La Commissione europea sta infatti discutendo una riforma del GDPR che potrebbe portare a un ammorbidimento delle regole, con l’intento dichiarato di favorire l’innovazione e la competitività europea nel campo dell’intelligenza artificiale. Tuttavia, c’è chi teme che si stia aprendo la porta a un futuro in cui le garanzie individuali saranno subordinate agli interessi economici delle aziende. È il caso emblematico del progetto di Meta, che appare come il primo grande test di questa possibile svolta normativa. A preoccupare non è solo l’uso dei dati, ma anche la trasparenza e la governance del processo. Quali dataset verranno creati? Dove saranno conservati? Chi avrà accesso? E con quali strumenti di controllo? Per ora, le risposte ufficiali sono vaghe.

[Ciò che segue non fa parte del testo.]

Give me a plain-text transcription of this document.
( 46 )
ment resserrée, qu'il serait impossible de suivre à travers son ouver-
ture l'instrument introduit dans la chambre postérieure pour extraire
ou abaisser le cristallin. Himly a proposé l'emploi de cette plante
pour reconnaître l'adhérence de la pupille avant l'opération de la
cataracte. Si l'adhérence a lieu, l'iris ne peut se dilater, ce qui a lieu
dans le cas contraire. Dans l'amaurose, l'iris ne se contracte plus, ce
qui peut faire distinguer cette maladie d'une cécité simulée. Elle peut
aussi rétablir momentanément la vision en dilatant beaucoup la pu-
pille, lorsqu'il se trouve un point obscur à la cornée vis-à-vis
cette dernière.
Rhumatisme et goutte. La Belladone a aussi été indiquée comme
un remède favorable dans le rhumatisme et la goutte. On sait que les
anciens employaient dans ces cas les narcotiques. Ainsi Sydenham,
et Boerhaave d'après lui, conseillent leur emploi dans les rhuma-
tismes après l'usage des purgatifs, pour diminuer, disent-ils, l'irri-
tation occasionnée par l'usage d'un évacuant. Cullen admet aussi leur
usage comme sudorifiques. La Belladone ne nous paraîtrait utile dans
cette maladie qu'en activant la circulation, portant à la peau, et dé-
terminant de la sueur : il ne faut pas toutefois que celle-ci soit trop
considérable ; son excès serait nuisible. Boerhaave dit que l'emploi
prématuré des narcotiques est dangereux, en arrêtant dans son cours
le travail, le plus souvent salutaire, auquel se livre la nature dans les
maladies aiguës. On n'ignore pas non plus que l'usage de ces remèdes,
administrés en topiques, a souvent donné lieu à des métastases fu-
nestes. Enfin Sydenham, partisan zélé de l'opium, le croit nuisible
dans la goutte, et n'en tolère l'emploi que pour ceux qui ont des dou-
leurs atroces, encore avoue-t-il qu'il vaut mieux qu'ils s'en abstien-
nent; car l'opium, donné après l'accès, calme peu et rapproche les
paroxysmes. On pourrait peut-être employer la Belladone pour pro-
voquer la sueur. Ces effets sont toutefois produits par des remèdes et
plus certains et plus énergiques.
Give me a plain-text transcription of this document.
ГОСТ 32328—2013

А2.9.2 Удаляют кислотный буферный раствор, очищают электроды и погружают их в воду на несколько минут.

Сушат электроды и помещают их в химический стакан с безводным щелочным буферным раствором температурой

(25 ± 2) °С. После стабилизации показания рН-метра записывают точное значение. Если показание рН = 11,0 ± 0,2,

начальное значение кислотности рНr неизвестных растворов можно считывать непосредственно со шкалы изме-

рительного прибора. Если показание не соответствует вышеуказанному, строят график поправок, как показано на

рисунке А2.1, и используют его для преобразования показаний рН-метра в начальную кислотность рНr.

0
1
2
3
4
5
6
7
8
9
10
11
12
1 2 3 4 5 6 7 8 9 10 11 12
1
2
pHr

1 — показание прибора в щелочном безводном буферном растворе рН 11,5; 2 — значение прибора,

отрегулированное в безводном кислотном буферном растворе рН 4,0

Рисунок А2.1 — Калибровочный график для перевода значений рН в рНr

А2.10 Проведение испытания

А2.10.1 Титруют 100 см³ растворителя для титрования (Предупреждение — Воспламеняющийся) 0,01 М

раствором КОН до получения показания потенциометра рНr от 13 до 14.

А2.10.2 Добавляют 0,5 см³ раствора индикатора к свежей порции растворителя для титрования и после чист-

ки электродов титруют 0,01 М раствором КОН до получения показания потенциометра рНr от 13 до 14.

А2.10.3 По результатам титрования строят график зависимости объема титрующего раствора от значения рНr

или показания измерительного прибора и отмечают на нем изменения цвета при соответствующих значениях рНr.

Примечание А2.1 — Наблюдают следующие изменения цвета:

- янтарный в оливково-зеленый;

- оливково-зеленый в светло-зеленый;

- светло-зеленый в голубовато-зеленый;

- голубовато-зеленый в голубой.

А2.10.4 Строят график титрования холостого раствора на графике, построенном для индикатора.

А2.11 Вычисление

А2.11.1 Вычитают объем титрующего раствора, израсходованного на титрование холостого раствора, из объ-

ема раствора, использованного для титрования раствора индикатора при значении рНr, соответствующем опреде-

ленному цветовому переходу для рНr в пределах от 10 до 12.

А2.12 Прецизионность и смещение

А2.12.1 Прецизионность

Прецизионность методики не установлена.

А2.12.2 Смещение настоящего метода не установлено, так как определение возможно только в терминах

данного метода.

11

E l’idea che ogni contenuto pubblicato su Facebook o Instagram possa finire in pasto a un’intelligenza artificiale generativa – magari usato per creare nuovi prodotti, servizi o persino forme di comunicazione automatizzata – fa emergere un senso di profonda vulnerabilità. È l’ennesima evoluzione del “se sei online, sei merce”, ma con un livello di sofisticazione e pervasività che lascia pochi spazi di manovra.

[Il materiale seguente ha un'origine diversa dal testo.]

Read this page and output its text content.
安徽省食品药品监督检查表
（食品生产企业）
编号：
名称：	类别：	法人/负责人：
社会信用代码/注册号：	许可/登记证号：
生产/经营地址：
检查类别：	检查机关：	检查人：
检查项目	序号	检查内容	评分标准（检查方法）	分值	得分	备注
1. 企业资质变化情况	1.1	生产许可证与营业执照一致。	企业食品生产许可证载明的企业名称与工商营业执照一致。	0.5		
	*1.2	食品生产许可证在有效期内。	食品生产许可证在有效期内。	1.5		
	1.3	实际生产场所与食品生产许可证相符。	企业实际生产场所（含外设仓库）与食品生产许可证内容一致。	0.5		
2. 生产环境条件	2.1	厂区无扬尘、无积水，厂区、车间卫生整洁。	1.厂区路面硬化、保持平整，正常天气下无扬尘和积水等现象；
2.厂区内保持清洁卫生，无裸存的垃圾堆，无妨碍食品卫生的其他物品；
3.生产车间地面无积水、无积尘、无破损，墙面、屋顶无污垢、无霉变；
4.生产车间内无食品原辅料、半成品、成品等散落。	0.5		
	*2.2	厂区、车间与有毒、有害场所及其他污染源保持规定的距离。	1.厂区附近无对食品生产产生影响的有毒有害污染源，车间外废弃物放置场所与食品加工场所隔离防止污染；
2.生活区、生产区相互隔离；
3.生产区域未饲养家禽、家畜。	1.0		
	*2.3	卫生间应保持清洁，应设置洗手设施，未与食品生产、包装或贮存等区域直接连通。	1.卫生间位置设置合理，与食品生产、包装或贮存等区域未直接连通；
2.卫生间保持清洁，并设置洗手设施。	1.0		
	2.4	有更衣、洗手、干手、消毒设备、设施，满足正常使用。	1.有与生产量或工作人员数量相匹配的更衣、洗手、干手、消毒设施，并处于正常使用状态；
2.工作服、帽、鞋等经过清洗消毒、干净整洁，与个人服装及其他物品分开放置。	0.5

Se un tempo ci si poteva illudere di proteggere la propria privacy impostando il profilo come “privato” o limitando i propri contatti, oggi quella soglia è stata superata. Il concetto stesso di pubblico, così come lo intende Meta, è sempre più sfumato e ridisegnato a seconda delle esigenze dell’azienda. E mentre la società promette di non utilizzare contenuti privati, resta il fatto che tutto ciò che viene definito “pubblico” è già oggi alla mercé degli algoritmi. Non si tratta più solo di profilazione per fini pubblicitari, ma della costruzione stessa dell’intelligenza che guiderà le future interazioni online. A tutto questo si aggiunge un elemento di profonda asimmetria: gli utenti forniscono i dati, spesso inconsapevolmente, ma non ricevono alcun compenso o riconoscimento.
Anzi, si trovano a contribuire – gratuitamente – allo sviluppo di tecnologie che genereranno profitti miliardari per una cerchia ristretta di aziende. È un modello di business che solleva questioni etiche, ma anche giuridiche. Non a caso, in Italia è ancora in corso un’indagine della Procura di Milano sull’ipotesi di evasione fiscale legata al mancato pagamento dell’Iva sui servizi digitali. Il nodo è se i dati forniti dagli utenti in cambio dell’uso “gratuito” dei social possano essere considerati una forma di pagamento in natura. Se la giustizia dovesse dare una risposta affermativa, potrebbe aprirsi un nuovo capitolo nella regolazione delle piattaforme.
Intanto, ai cittadini europei non resta che agire in prima persona: compilare il modulo di opposizione, informarsi, fare pressione sulle istituzioni affinché non allentino le tutele in nome dell’innovazione a tutti i costi. Perché è chiaro che in gioco non c’è solo un algoritmo in più, ma il futuro stesso del nostro diritto alla riservatezza, alla libertà di espressione e, in ultima analisi, alla dignità digitale.